Com Nei e Paulinho Supekóvia no violão/guitarra e Luis Mauro Filho ao piano/teclados, a apresentação deu a largada, conscientemente, pelas 14 faixas de “Hi-Fi”, cujo formato acústico original mostrou-se ideal para “começar os trabalhos” e por caber mais a este tipo de formação do conjunto. Os standarts, hits e AOR da música pop internacional, muito bem pescados por Nei para o set-list de “Hi-Fi”, são imbatíveis, visto que muito afins com o estilo e gosto pessoal dele. Tocando e, principalmente, cantando muito bem, Nei e a banda executaram as versões já tão queridas quanto suas originais, oscilando entre o folk, o blues, o country rock e as baladas no estilo da “Mellow Mafia” dos californianos anos 60/70. Casos de “Everbody's Talking”, do norte-americano Fred Neil; a linda “Summer Breeze”, da dupla setentista Seals & Croft; a beatle “Norwegian Wood”; “Fifity Ways to Leave you Lover”, do craque Paul Simon; e a sensibilíssima releitura de “Still... You Turn Me On”, da Emerson, Lake & Palmer.

Nei, ao centro, com sua enxuta e competente banda
Isso sem falar na emocionante “Cool Water”, de Bob Nolan e imortalizada na voz de Joni Mitchell, no reggae estilizado para “I Shot the Sherif”, de Bob Marley, no bluesão “Walking Away Blues”, de Ry Cooder, e em “Ruby Tuesday”, dos Rolling Stones, que, segundo Nei, embora não tenha entrado no show acústico em 1998, foi gravada em estúdio obedecendo a mesma ideia de arranjo, pois, “se tinha Beatles, não poderia faltar uma dos Stones”.

Completado “Hi-Fi”, agora era partir para as desafiadoras 11 faixas de “Hein?!”. Desafio duplo: primeiro, porque a formação do grupo não contava com bateria, fator essencial para a sonoridade do disco de 1988. “Como Nei vai resolver o arranjo?”, perguntava-me enquanto curtia o primeiro “H” da noite. O segundo desafio era mais íntimo ao próprio autor, uma vez que o disco foi composto sob a aura de uma tragédia na vida de Nei: a perda da então namorada, Leila Espellet, com quem se acidentou de carro na estrada, matando-a. “Como está o coração dele hoje, passadas três décadas, depois daquele acontecimento fatal? O que guarda no peito ainda: culpa, remorso, saudade, serenidade?”, passava-me à mente.

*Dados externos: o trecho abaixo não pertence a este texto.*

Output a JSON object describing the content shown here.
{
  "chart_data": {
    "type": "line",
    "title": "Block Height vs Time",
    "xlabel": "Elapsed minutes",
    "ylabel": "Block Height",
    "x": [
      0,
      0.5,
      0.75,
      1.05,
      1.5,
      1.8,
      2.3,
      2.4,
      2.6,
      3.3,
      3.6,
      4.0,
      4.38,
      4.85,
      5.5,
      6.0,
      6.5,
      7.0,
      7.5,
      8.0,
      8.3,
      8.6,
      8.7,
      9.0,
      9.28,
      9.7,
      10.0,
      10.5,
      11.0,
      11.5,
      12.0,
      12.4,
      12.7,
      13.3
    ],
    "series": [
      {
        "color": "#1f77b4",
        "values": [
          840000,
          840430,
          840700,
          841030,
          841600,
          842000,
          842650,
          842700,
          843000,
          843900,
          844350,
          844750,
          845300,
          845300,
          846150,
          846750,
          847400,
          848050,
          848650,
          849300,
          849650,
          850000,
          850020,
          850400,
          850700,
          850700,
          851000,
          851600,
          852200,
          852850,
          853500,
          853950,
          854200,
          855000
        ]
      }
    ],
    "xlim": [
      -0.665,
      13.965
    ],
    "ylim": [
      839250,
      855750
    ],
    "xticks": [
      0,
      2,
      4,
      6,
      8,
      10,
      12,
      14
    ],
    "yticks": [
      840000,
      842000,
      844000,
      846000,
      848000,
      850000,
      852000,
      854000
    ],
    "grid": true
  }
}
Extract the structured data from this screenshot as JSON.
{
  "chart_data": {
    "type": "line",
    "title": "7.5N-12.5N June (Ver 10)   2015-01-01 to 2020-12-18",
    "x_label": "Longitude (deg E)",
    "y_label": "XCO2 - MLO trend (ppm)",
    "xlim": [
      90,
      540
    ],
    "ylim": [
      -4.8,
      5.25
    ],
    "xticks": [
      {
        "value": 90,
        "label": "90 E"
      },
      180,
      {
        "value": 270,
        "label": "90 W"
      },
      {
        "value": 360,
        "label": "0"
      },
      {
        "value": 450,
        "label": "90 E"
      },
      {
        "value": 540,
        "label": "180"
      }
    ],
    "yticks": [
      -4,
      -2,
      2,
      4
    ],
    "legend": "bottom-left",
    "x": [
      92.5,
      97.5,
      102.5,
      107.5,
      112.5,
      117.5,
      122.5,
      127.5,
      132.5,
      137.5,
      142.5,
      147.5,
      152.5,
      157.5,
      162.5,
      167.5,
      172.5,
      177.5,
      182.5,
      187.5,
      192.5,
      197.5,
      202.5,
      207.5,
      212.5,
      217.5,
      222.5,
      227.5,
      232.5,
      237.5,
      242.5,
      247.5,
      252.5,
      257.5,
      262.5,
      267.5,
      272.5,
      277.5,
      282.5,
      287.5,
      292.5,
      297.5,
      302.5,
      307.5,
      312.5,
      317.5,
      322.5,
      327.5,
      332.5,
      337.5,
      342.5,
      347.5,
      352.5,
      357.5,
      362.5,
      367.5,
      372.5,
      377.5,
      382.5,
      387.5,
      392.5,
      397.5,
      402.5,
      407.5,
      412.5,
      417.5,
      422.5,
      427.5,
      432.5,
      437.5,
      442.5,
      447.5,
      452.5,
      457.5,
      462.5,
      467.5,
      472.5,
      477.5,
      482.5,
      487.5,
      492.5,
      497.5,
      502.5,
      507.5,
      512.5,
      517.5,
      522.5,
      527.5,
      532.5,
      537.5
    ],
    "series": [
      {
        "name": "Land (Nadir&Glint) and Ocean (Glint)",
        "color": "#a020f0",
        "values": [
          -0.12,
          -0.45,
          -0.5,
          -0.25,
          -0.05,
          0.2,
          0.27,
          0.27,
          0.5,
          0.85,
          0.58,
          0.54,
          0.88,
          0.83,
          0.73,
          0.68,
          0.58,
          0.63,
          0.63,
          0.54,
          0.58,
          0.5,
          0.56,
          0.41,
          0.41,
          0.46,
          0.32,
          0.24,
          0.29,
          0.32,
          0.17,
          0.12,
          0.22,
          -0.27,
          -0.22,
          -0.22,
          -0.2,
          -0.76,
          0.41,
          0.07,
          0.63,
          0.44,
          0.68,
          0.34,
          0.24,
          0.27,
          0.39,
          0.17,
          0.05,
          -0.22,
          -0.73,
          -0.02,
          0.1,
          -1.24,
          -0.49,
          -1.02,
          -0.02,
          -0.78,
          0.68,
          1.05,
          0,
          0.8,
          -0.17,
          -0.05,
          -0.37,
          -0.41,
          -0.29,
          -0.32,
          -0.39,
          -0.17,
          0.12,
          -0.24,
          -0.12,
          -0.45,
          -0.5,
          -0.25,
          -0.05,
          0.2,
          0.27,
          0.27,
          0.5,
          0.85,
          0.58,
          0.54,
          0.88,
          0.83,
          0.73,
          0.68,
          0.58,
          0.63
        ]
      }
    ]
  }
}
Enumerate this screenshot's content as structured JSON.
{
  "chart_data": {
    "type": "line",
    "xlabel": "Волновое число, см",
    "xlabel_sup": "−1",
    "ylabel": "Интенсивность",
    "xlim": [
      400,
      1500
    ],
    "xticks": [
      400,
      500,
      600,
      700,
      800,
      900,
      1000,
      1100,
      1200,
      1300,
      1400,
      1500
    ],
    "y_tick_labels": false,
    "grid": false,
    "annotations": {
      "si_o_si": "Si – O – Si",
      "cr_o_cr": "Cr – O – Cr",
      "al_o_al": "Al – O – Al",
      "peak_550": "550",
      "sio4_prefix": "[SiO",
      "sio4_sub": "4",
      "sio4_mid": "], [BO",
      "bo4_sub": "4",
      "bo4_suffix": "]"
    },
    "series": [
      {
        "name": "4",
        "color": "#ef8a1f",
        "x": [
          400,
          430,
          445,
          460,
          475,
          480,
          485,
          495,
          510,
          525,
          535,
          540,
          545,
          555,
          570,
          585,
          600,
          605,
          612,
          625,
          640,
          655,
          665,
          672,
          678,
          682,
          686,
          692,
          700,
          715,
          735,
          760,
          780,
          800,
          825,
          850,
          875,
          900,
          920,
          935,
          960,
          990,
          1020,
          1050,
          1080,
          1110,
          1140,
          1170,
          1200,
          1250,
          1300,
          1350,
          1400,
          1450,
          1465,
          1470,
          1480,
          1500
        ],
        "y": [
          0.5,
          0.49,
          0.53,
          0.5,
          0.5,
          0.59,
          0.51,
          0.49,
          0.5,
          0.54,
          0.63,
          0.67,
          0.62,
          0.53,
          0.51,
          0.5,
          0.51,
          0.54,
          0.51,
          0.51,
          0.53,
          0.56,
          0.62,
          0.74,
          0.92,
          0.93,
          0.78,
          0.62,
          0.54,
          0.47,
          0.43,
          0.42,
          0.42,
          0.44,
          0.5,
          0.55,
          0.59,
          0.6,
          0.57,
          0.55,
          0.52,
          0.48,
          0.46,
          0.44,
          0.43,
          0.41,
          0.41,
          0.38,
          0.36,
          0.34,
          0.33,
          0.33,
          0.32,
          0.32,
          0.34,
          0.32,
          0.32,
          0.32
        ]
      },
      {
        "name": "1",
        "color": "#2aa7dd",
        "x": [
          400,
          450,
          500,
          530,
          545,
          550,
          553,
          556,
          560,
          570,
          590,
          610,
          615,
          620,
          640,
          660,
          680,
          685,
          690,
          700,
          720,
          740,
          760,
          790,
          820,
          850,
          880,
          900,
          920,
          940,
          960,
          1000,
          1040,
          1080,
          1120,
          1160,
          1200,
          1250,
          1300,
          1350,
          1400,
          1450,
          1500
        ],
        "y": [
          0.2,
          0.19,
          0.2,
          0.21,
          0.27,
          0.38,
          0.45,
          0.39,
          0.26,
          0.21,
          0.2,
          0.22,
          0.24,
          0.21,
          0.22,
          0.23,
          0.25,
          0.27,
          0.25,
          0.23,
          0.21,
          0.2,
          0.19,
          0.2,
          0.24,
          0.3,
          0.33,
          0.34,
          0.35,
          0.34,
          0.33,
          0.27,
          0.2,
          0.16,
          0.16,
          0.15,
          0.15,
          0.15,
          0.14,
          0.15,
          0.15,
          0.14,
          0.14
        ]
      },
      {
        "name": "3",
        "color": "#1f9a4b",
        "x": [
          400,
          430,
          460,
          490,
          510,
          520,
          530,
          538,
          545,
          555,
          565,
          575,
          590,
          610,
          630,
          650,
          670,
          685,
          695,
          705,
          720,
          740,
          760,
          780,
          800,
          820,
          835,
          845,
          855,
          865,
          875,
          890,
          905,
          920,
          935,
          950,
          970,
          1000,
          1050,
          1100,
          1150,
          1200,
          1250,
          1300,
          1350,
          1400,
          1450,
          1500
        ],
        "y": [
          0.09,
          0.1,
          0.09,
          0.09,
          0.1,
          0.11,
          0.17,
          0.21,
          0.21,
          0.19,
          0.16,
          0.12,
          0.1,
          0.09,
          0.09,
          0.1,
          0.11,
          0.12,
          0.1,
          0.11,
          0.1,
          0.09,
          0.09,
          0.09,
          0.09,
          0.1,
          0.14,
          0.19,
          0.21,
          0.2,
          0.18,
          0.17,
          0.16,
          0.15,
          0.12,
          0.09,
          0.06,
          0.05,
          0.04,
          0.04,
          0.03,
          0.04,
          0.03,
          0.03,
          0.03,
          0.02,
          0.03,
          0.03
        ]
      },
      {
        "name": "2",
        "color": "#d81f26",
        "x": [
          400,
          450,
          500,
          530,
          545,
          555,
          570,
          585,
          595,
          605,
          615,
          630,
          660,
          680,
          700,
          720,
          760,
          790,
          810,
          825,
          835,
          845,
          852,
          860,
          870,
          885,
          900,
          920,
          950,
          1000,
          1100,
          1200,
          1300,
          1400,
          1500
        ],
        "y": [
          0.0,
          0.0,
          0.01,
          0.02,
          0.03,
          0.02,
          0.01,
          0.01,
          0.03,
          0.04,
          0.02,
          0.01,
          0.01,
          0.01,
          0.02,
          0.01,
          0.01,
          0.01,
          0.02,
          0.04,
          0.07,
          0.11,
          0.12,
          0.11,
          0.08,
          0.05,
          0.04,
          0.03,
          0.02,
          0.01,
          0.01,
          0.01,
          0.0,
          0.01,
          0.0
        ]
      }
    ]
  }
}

Parte da resposta veio na conversa com a plateia antes de começarem os números. De forma muito aberta e bonita, Nei pediu uma salva de palmas à memória da ex-companheira e executou na íntegra aquela que é apenas uma vinheta de abertura no álbum, “Zen”, escrita para o filho de Leila, à época com apenas 6 anos de vida. A música, a qual não conhecia por completo, apenas os poucos versos que foram parar na edição final de “Hein?!”, são um tocante recado de conforto de um padrasto talvez tão perdido e triste quanto àquele então pequeno órfão. “A vó da gente é mãe/ Da mãe da filha/ A filha da tia/ O pai do filho/ O espírito são/ Gente do bem, do mal/ Gente gorda, gente fina/ Quando vai pro céu/ O céu se ilumina”, diz a letra. Noutra parte (que também não consta no disco), Nei mostra o quanto aquelas palavras são tanto para ele quanto para o garoto: “Não tem desculpa, não tem culpa/ A culpa é sempre minha/ A culpa é da vizinha/ É uma chatice infernal.”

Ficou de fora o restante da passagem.